This week’s Sunday haiku to my mother.

Morning is sunny;
another sweltering day
is in the forecast.

 Belle has her zoo shift,
and a friend’s birthday party
in her day’s schedule.

There’s packing to do,
for Orientation week
The countdown begins.

She is quite eager,
and at the same time, fearful
of what awaits her.

The future is calling
her heart and mind, as we watch
with proud, trembling hearts.

 

Sadie art

 *   *   *

During one recent Sunday Dinner With Friends ® the conversational topic veered to the health issues of aging parents. [1] When I shared my concerns over my elderly mother’s ongoing physical and cognitive decline, friend MW recommended the book Learning to Speak Alzheimer’s. Subtitled A Groundbreaking Approach for Everyone Dealing with the Disease, the book’s focus is not on the causes/origins of Alzheimer’s. Instead, author [2] Joanne Koenig Coste presents a practical approach – a comprehensive method called habilitation – to help family and caregivers enhance communication with those beset by a disease that progressively robs them of their ability to understand and be understood. The book offers practical tips on how to “step into their world” – interestingly, also a mantra of by improvisational theater groups [3] – as in, how to understand and relate to those patients who must live with their changing, diminishing sense of reality.

Although my mother does not have Alzheimer’s disease, my friend pointed out that my description of my mother’s difficulties are similar to those experienced by Alzheimer’s patients:

 * Short (or long) term memory loss
* Difficulty performing familiar tasks
* Problems with language
* Disorientation to time and place
* Poor or declining judgment
* Problems with abstract thinking
* misplacing things
* mood and behavior changes
* loss of initiative
* personality changes

I don’t need to scare you with the statistics, but sooner or later most of us are going to be dealing with some form of dementia, whether via a spouse or family member’s diagnosis, or just losing it after one too many Comcast customer service calls.

I was glad MW recommended the book. Moiself in turn passes on that recommendation to y’all.  I found the book’s advice compassionate, accessible, applicable – even somewhat Zen, in that it stresses learning to live in the moment and trying to understand the afflicted person’s reality.

 The Ticking Meter

My head feels like an old depot, worn by time and tears.
 No more locomotives passing through, café filled with tales and baggage.
 The old depot’s barren now.
 There has been a great brain robbery.
[4]

*   *   *

The dementia train could stop at my depot; who knows what the future holds?  Until that time, I will stick with my philosophy:  the more you rant, the longer you live. [5]

Speaking of which:

 Department of Needs No Further Comment

Last week, Jorge Mario Bergoglio aka Pope Francis, leader of the largest Christian denomination in the world, whose headquarters in the Vatican City is a “sprawling financial empire” that holds billions of shares in the most powerful international corporations such as Gulf Oil, Shell, General Motors, Bethlehem Steel, General Electric, International Business Machines, and whose various museums house art collections of inestimable value,  embarked on his first tour of Asian countries, during which he urged Asian youth to reject materialism.

 *   *   *

To Hoist or not to Hoist

He was hoisted on his own petard.

I heard someone on the light rail use that Hamlet-ian expression last week.
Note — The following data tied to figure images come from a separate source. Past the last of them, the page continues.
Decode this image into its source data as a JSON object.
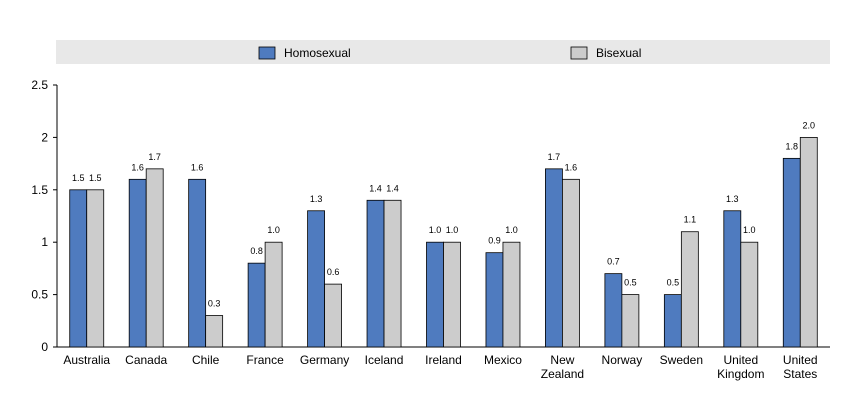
{
  "chart_data": {
    "type": "bar",
    "title": "",
    "xlabel": "",
    "ylabel": "",
    "ylim": [
      0,
      2.5
    ],
    "yticks": [
      "0",
      "0.5",
      "1",
      "1.5",
      "2",
      "2.5"
    ],
    "legend_position": "top",
    "grid": false,
    "categories": [
      [
        "Australia"
      ],
      [
        "Canada"
      ],
      [
        "Chile"
      ],
      [
        "France"
      ],
      [
        "Germany"
      ],
      [
        "Iceland"
      ],
      [
        "Ireland"
      ],
      [
        "Mexico"
      ],
      [
        "New",
        "Zealand"
      ],
      [
        "Norway"
      ],
      [
        "Sweden"
      ],
      [
        "United",
        "Kingdom"
      ],
      [
        "United",
        "States"
      ]
    ],
    "series": [
      {
        "name": "Homosexual",
        "color": "#4f7bbf",
        "values": [
          1.5,
          1.6,
          1.6,
          0.8,
          1.3,
          1.4,
          1.0,
          0.9,
          1.7,
          0.7,
          0.5,
          1.3,
          1.8
        ],
        "labels": [
          "1.5",
          "1.6",
          "1.6",
          "0.8",
          "1.3",
          "1.4",
          "1.0",
          "0.9",
          "1.7",
          "0.7",
          "0.5",
          "1.3",
          "1.8"
        ]
      },
      {
        "name": "Bisexual",
        "color": "#cccccc",
        "values": [
          1.5,
          1.7,
          0.3,
          1.0,
          0.6,
          1.4,
          1.0,
          1.0,
          1.6,
          0.5,
          1.1,
          1.0,
          2.0
        ],
        "labels": [
          "1.5",
          "1.7",
          "0.3",
          "1.0",
          "0.6",
          "1.4",
          "1.0",
          "1.0",
          "1.6",
          "0.5",
          "1.1",
          "1.0",
          "2.0"
        ]
      }
    ]
  }
}
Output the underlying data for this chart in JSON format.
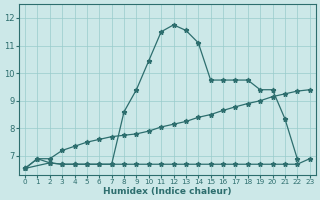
{
  "xlabel": "Humidex (Indice chaleur)",
  "bg_color": "#cce8e8",
  "line_color": "#2d6e6e",
  "grid_color": "#99cccc",
  "xlim": [
    -0.5,
    23.5
  ],
  "ylim": [
    6.3,
    12.5
  ],
  "xticks": [
    0,
    1,
    2,
    3,
    4,
    5,
    6,
    7,
    8,
    9,
    10,
    11,
    12,
    13,
    14,
    15,
    16,
    17,
    18,
    19,
    20,
    21,
    22,
    23
  ],
  "yticks": [
    7,
    8,
    9,
    10,
    11,
    12
  ],
  "line1_x": [
    0,
    1,
    2,
    3,
    4,
    5,
    6,
    7,
    8,
    9,
    10,
    11,
    12,
    13,
    14,
    15,
    16,
    17,
    18,
    19,
    20,
    21,
    22
  ],
  "line1_y": [
    6.55,
    6.9,
    6.75,
    6.7,
    6.7,
    6.7,
    6.7,
    6.7,
    8.6,
    9.4,
    10.45,
    11.5,
    11.75,
    11.55,
    11.1,
    9.75,
    9.75,
    9.75,
    9.75,
    9.4,
    9.4,
    8.35,
    6.9
  ],
  "line2_x": [
    0,
    1,
    2,
    3,
    4,
    5,
    6,
    7,
    8,
    9,
    10,
    11,
    12,
    13,
    14,
    15,
    16,
    17,
    18,
    19,
    20,
    21,
    22,
    23
  ],
  "line2_y": [
    6.55,
    6.9,
    6.9,
    7.2,
    7.35,
    7.5,
    7.6,
    7.7,
    7.75,
    7.8,
    7.9,
    8.05,
    8.15,
    8.25,
    8.4,
    8.5,
    8.65,
    8.78,
    8.9,
    9.0,
    9.15,
    9.25,
    9.35,
    9.4
  ],
  "line3_x": [
    0,
    2,
    3,
    4,
    5,
    6,
    7,
    8,
    9,
    10,
    11,
    12,
    13,
    14,
    15,
    16,
    17,
    18,
    19,
    20,
    21,
    22,
    23
  ],
  "line3_y": [
    6.55,
    6.75,
    6.7,
    6.7,
    6.7,
    6.7,
    6.7,
    6.7,
    6.7,
    6.7,
    6.7,
    6.7,
    6.7,
    6.7,
    6.7,
    6.7,
    6.7,
    6.7,
    6.7,
    6.7,
    6.7,
    6.7,
    6.9
  ]
}
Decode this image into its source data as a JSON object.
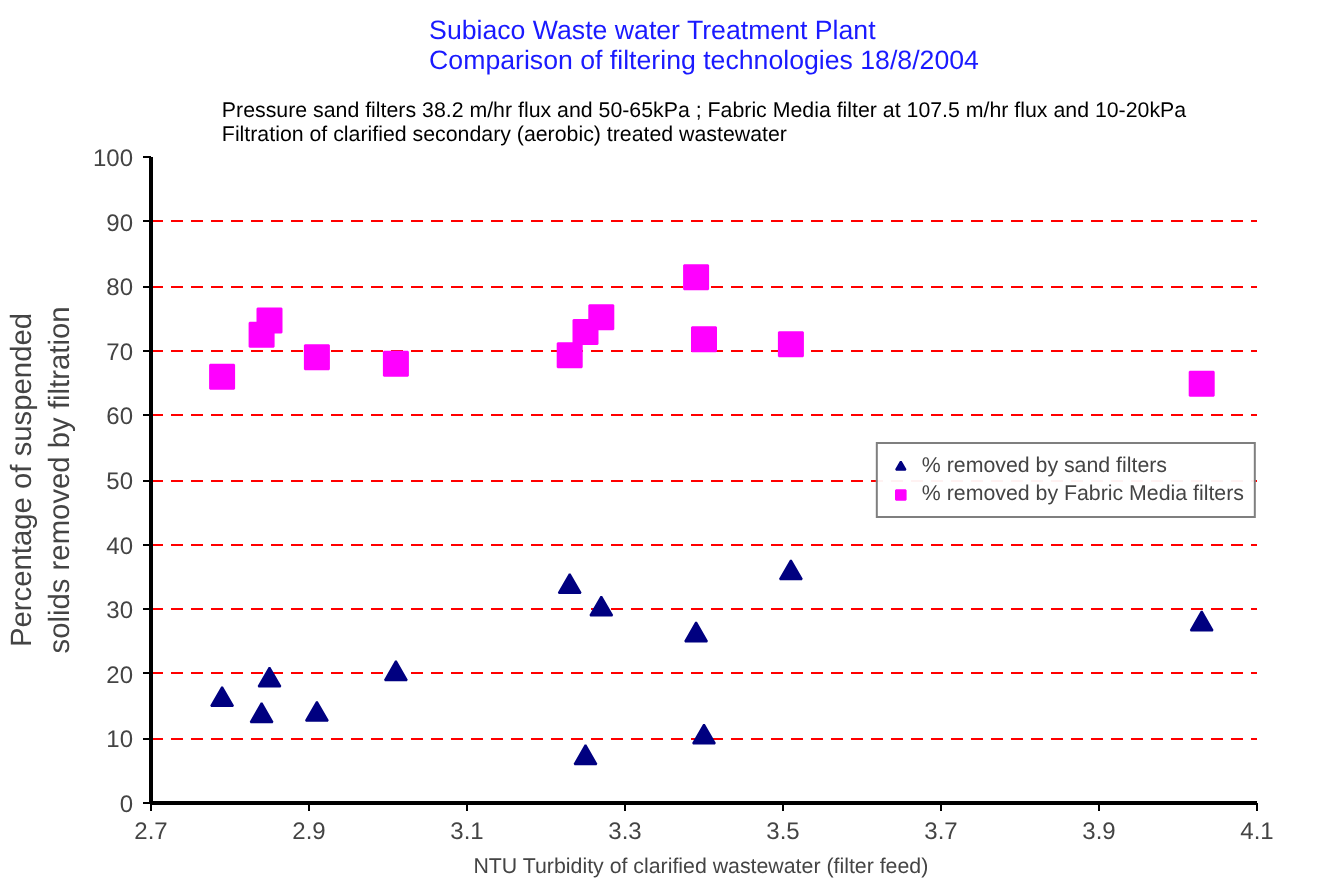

He was sitting behind me on the train; I only caught bits and pieces of his (you guessed it) cell phone conversation, so I’m not sure if he used the phrase correctly.

But, really – does  anyone use it correctly?  Even Shakespeare, who supposedly invented its modern usage?

I’m not sure if I’ve ever been hoisted on or by my own petard.  It is, however, my dream to be hosted by Jean Luc Picard.

Please, do come in and join me for tea. Earl Grey, hot?

*   *   *

Happy (one-day-belated) Birthday to MH

A long long time ago in a galaxy far far away (Palo Alto), with Christmas kitty, Sheena.

The great thing about getting older is that you don’t lose all the other ages you’ve been.
Madeleine L’Engle

 *   *   *

May you keep all the ages you’ve been that you’d like to keep, hoist off the rest on the petards of your choice, and may the hijinks ensue.

 

Thanks for stopping by.  Au Vendredi!

 

 

[1] After the requisite political rants and fart jokes.

[2] and health  care sonsultant, whose  husband died from early-onset Alzheimer’s.

[3] For teaching budding actors and comedians how to enter a skit someone else has started.

[4] From Learning to Speak Alzheimer’s.

[5] Or it just seems longer, to everyone around you.